Indeed, the layer consists of only 1 neuron (1 output), its inputs are the values $a$ and $b$.<br>
$w_a$ and $w_b$ being the weights assigned to these values, we need to verify:
 - $f(0) \searrow 0$ --> ok
 - $f(w_b) \searrow 0$, $\Rightarrow w_b \leq 0$
 - $f(w_a) \searrow 0$ $\Rightarrow w_a \leq 0$
 - $f(w_a + w_b) \nearrow 1$ $\Rightarrow w_a + w_b \geq 1$ --> conflict with the previous lines

*Let's verify this...*

---
**Import Libraries**

In [41]:
# import the torch library
import torch
# import the Neural Network class
import torch.nn as nn
# import the optimizers class
import torch.optim as optim
import numpy as np

---

## Define Inputs and Expected Outputs

In [42]:
# a and b are the only inputs
inputs = np.array([[0,0],[0,1],[1,0],[1,1]], float)

# single output
outputs = np.array([[0],[0],[0],[1]], float)

In [43]:
# transform inputs and outputs into tensors
tensor_X = torch.tensor(inputs, dtype=torch.float32)
tensor_y = torch.tensor(outputs, dtype=torch.float32)

---
## 1. Version without BIAS

### 1.1. Choose the Network Model
***Here the layers are sequential***

In [44]:
model = nn.Sequential()

### 1.2. Define the Network Architecture
- Here, a single layer consisting of 1 output neuron,
- 2 input neurons (for each value),
- using the sigmoid as the activation function

In [45]:
# add a linear layer with 2 inputs and 1 output, without bias
model.add_module('single layer', nn.Linear(2, 1, bias=False))
# add a sigmoid activation function
model.add_module('sigmoid', nn.Sigmoid())

---

### 1.3. Error Correction
Here, we specify that
 - the error correction algorithm is 'Adam',
 - the calculated error is the mean of squared errors. <br>
 $E = \Sigma_{i=1 \dots n}{(y^I_i - y_i)} / n$, $y^I_i$ ideal expected output, $y_i$ calculated output

In [46]:
# use the mean squared error function
criterion = nn.MSELoss()
# use the Adam optimizer
optimizer = optim.Adam(model.parameters(), lr=0.01)

---

### 1.4. Train the Network
- Here we do not display the training steps,
- and we run 2000 training cycles (wait between 4 to 6 minutes!)

In [47]:
# launch training for 2000 iterations
model.train()  # set the model to training mode

for epoch in range(2000):
    # calculate outputs and loss
    computed_outputs = model(tensor_X)
    loss = criterion(computed_outputs, tensor_y)

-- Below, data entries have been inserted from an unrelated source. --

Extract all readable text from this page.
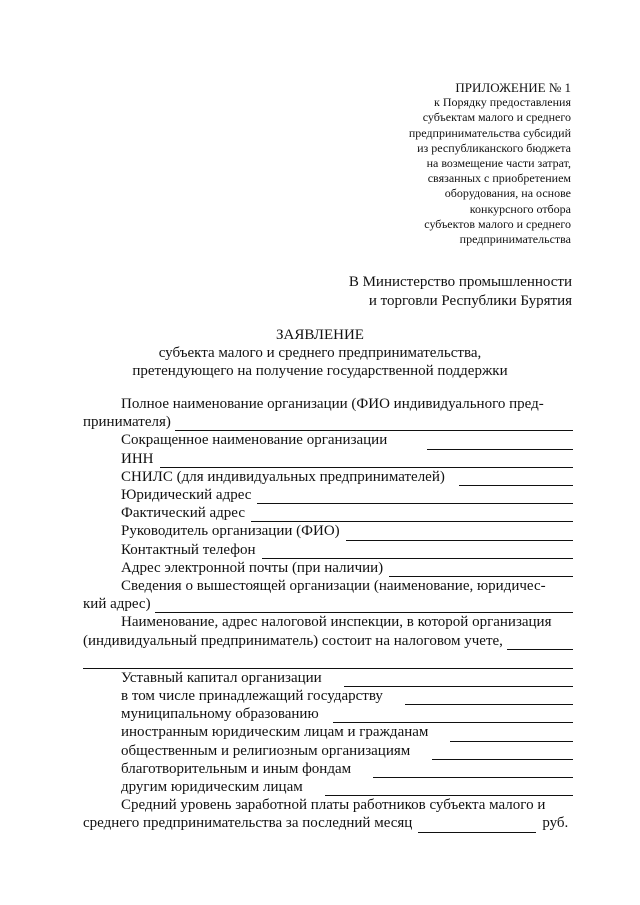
ПРИЛОЖЕНИЕ № 1
к Порядку предоставления
субъектам малого и среднего
предпринимательства субсидий
из республиканского бюджета
на возмещение части затрат,
связанных с приобретением
оборудования, на основе
конкурсного отбора
субъектов малого и среднего
предпринимательства
В Министерство промышленности
и торговли Республики Бурятия
ЗАЯВЛЕНИЕ
субъекта малого и среднего предпринимательства,
претендующего на получение государственной поддержки
Полное наименование организации (ФИО индивидуального пред-
принимателя)
Сокращенное наименование организации
ИНН
СНИЛС (для индивидуальных предпринимателей)
Юридический адрес
Фактический адрес
Руководитель организации (ФИО)
Контактный телефон
Адрес электронной почты (при наличии)
Сведения о вышестоящей организации (наименование, юридичес-
кий адрес)
Наименование, адрес налоговой инспекции, в которой организация
(индивидуальный предприниматель) состоит на налоговом учете,
Уставный капитал организации
в том числе принадлежащий государству
муниципальному образованию
иностранным юридическим лицам и гражданам
общественным и религиозным организациям
благотворительным и иным фондам
другим юридическим лицам
Средний уровень заработной платы работников субъекта малого и
среднего предпринимательства за последний месяц	руб.
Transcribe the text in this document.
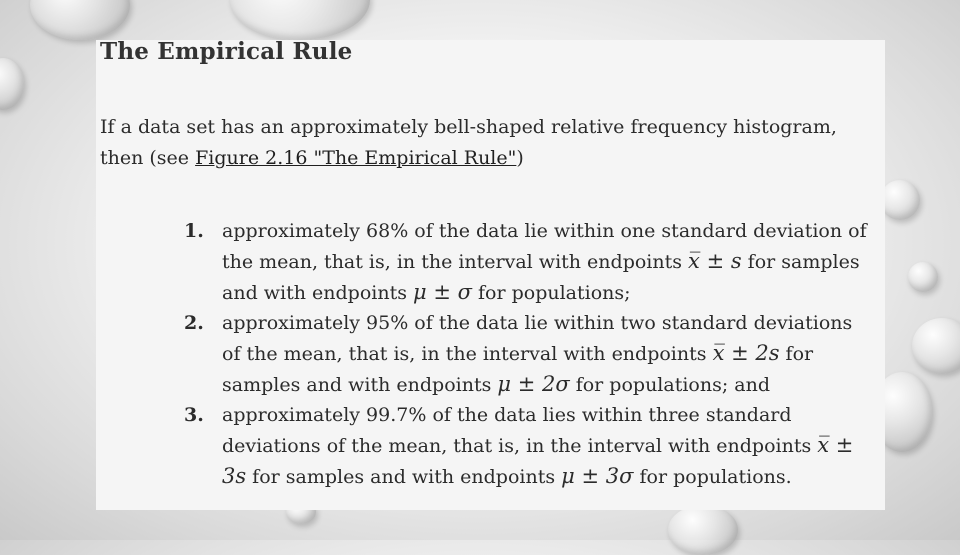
The Empirical Rule
If a data set has an approximately bell-shaped relative frequency histogram, then (see Figure 2.16 "The Empirical Rule")
1. approximately 68% of the data lie within one standard deviation of the mean, that is, in the interval with endpoints x̅ ± s for samples and with endpoints μ ± σ for populations;
2. approximately 95% of the data lie within two standard deviations of the mean, that is, in the interval with endpoints x̅ ± 2s for samples and with endpoints μ ± 2σ for populations; and
3. approximately 99.7% of the data lies within three standard deviations of the mean, that is, in the interval with endpoints x̅ ± 3s for samples and with endpoints μ ± 3σ for populations.
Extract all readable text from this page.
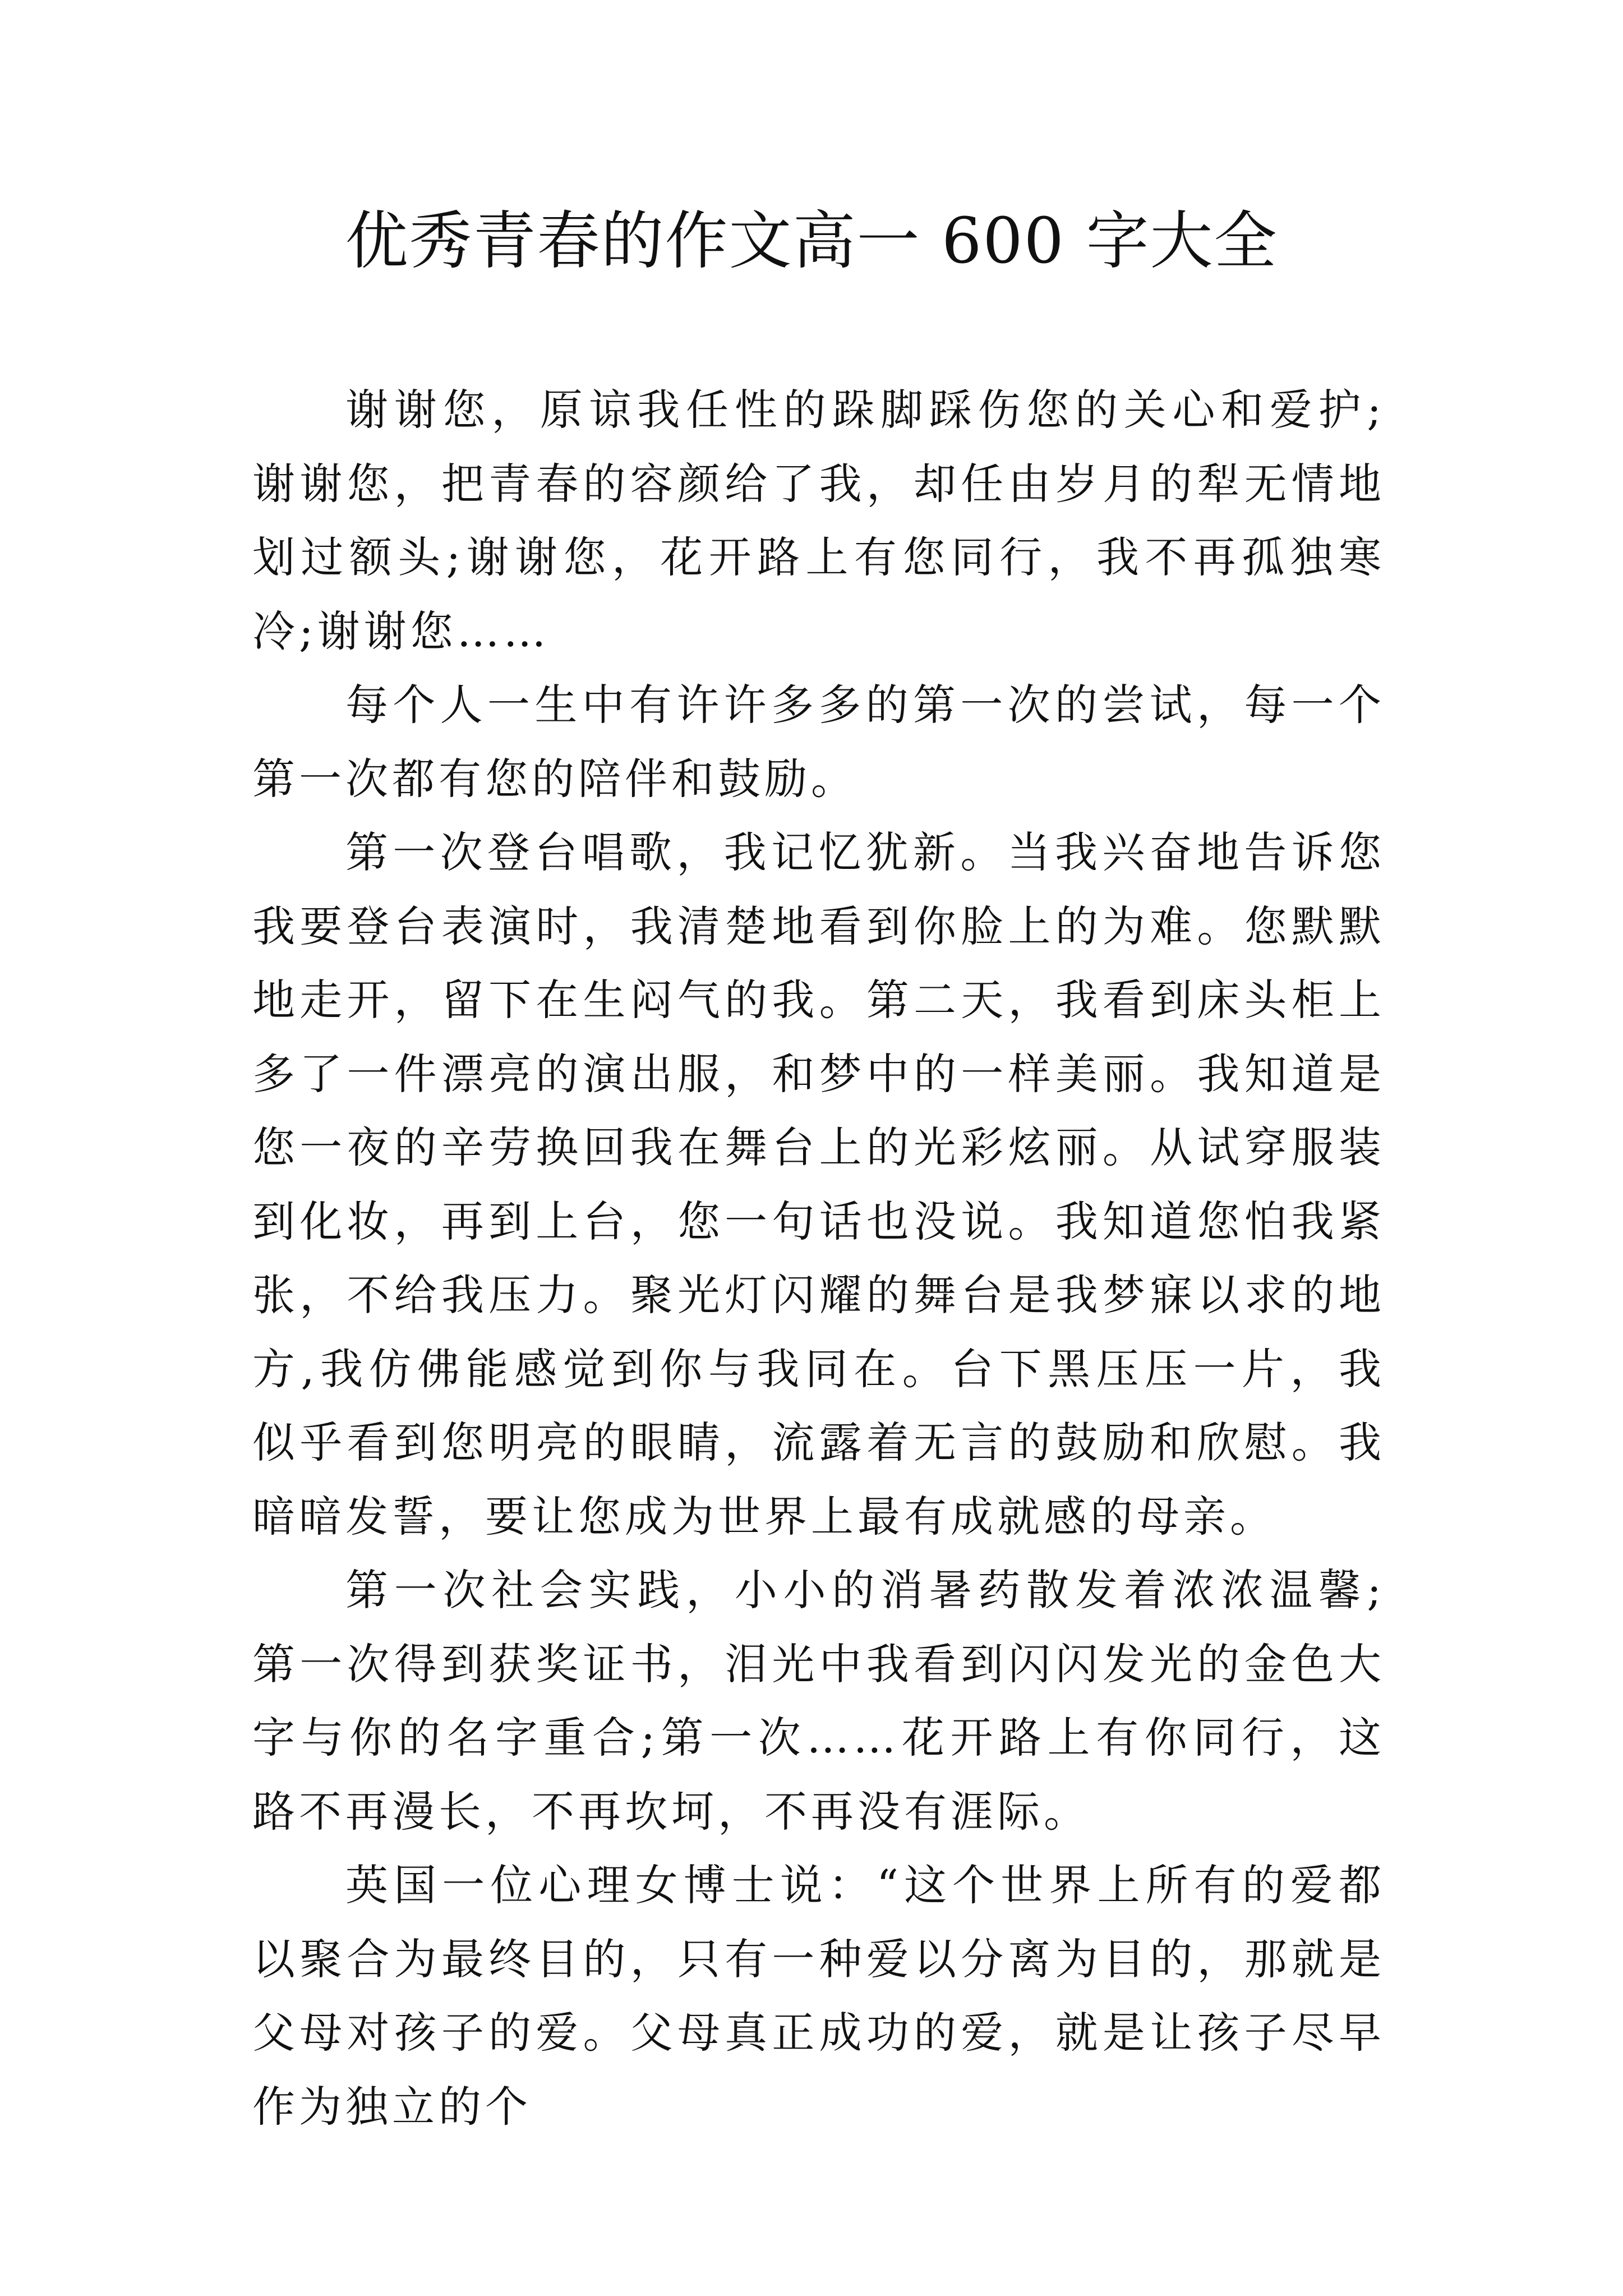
优秀青春的作文高一 600 字大全

谢谢您，原谅我任性的跺脚踩伤您的关心和爱护;谢谢您，把青春的容颜给了我，却任由岁月的犁无情地划过额头;谢谢您，花开路上有您同行，我不再孤独寒冷;谢谢您……

每个人一生中有许许多多的第一次的尝试，每一个第一次都有您的陪伴和鼓励。

第一次登台唱歌，我记忆犹新。当我兴奋地告诉您我要登台表演时，我清楚地看到你脸上的为难。您默默地走开，留下在生闷气的我。第二天，我看到床头柜上多了一件漂亮的演出服，和梦中的一样美丽。我知道是您一夜的辛劳换回我在舞台上的光彩炫丽。从试穿服装到化妆，再到上台，您一句话也没说。我知道您怕我紧张，不给我压力。聚光灯闪耀的舞台是我梦寐以求的地方,我仿佛能感觉到你与我同在。台下黑压压一片，我似乎看到您明亮的眼睛，流露着无言的鼓励和欣慰。我暗暗发誓，要让您成为世界上最有成就感的母亲。

第一次社会实践，小小的消暑药散发着浓浓温馨;第一次得到获奖证书，泪光中我看到闪闪发光的金色大字与你的名字重合;第一次……花开路上有你同行，这路不再漫长，不再坎坷，不再没有涯际。

英国一位心理女博士说：“这个世界上所有的爱都以聚合为最终目的，只有一种爱以分离为目的，那就是父母对孩子的爱。父母真正成功的爱，就是让孩子尽早作为独立的个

    # backpropagation and optimization
    # reset gradients to zero
    optimizer.zero_grad()
    # calculate gradients
    loss.backward()
    # update weights
    optimizer.step()

    # for demo, display the loss every 10 epochs
    if (epoch+1) % 100 == 0:
        print(f'Epoch [{epoch+1}/100], Loss: {loss.item():.4f}')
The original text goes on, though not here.